Poland appears to be the most interested in Ukrainian workers, as the majority of them were already working there before the pandemic (almost 12% of all workers). Poland has the most liberal legislation of work permits for Ukrainians and relies on them heavily, with a National Bank study estimating their contribution to 11% of Poland’s GDP between 2014 and 2018.

“Their [Europe’s] worst situation will be better than our good situation. Migration will increase, according to my predictions"

Poland has adjusted quickly to new challenges of the pandemic, permitting Ukrainians whose legal stay has expired to remain in the country legally. The Polish government has authorised the issue of working visas via post, facilitating the employment of foreign workers while maintaining commitments to safety.

Beginning from 22 May, seasonal workers have been exempt from the mandatory 14-day quarantine in Poland. Before crossing the border, each traveler is registered and their temperature is taken. In another beneficial move, the Polish state has said it will pay for mandatory COVID-19 tests of seasonal workers.

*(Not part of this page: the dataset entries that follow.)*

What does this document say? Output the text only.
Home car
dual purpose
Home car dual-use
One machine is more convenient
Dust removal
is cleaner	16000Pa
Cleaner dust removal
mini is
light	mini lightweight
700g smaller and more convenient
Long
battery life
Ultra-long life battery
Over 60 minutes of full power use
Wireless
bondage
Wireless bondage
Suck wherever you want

But even with all these facilitations, it is much less than what Poland needs, says Mirosław Maliszewski, head of the Union of Polish Fruit Growers, in an online discussion about the number of Ukrainian who have already received working visas. Maliszewski is concerned that what the Polish government is doing about the lack of seasonal workers will not be nearly enough:

“If visas are issued at such a pace as they are today and only those who received a visa with a work permit can cross the borders, even then Poland still will not be able to supply with employees so much as one large municipality. I know that in Poland there are districts where 4,000 workers come to harvest strawberries each year.”

Good effort

It is hard to say whether Zelenskyi’s desire to return Ukrainians to Ukraine is motivated by political expediency or concern for the prosperous new Ukraine he says he will build for them.

In June, the Ukrainian parliament adopted a law on “protecting migrant workers and combating fraud in employment abroad”. Thus, Ukrainians who migrate for work will no longer have to pay fees to employment agencies for vacancies, and companies that violate the law will be subject to fines.

Vitaliy Makhinko believes that the number of Ukrainians migrating for work will likely increase, even with the ongoing pandemic. “Their [Europe’s] worst situation will be better than our good situation,” he says. “Migration will increase according to my predictions. Take, for example, an [ongoing] increase in offers from northern Europe.”

The Ukrainian government’s desire to curtail emigration is understandable - the mass outflow of labour could have negative consequences for the country in the future. Migrants do not pay taxes in Ukraine, but receive certain forms of social assistance from the state, such as sick and maternity leave, compensation for injuries at work, as well as pensions. In addition, there is often no mechanism for credit programmes, even with legal employment abroad. Another issue of concern is the fact many Ukrainians working abroad are employed outside their qualifications or in low-skilled jobs.

Ukraine lacks a policy on migration, let alone a strategy. As a result of the coronacrisis, the number of people unemployed has reached half a million, according to statistics by the Ukrainian State Employment Center, and the only active sectors are logistics, security and trade. Ukraine needs a real strategy for encouraging its citizens to return, including programmes to build industries and jobs. And that’s many years of hard work.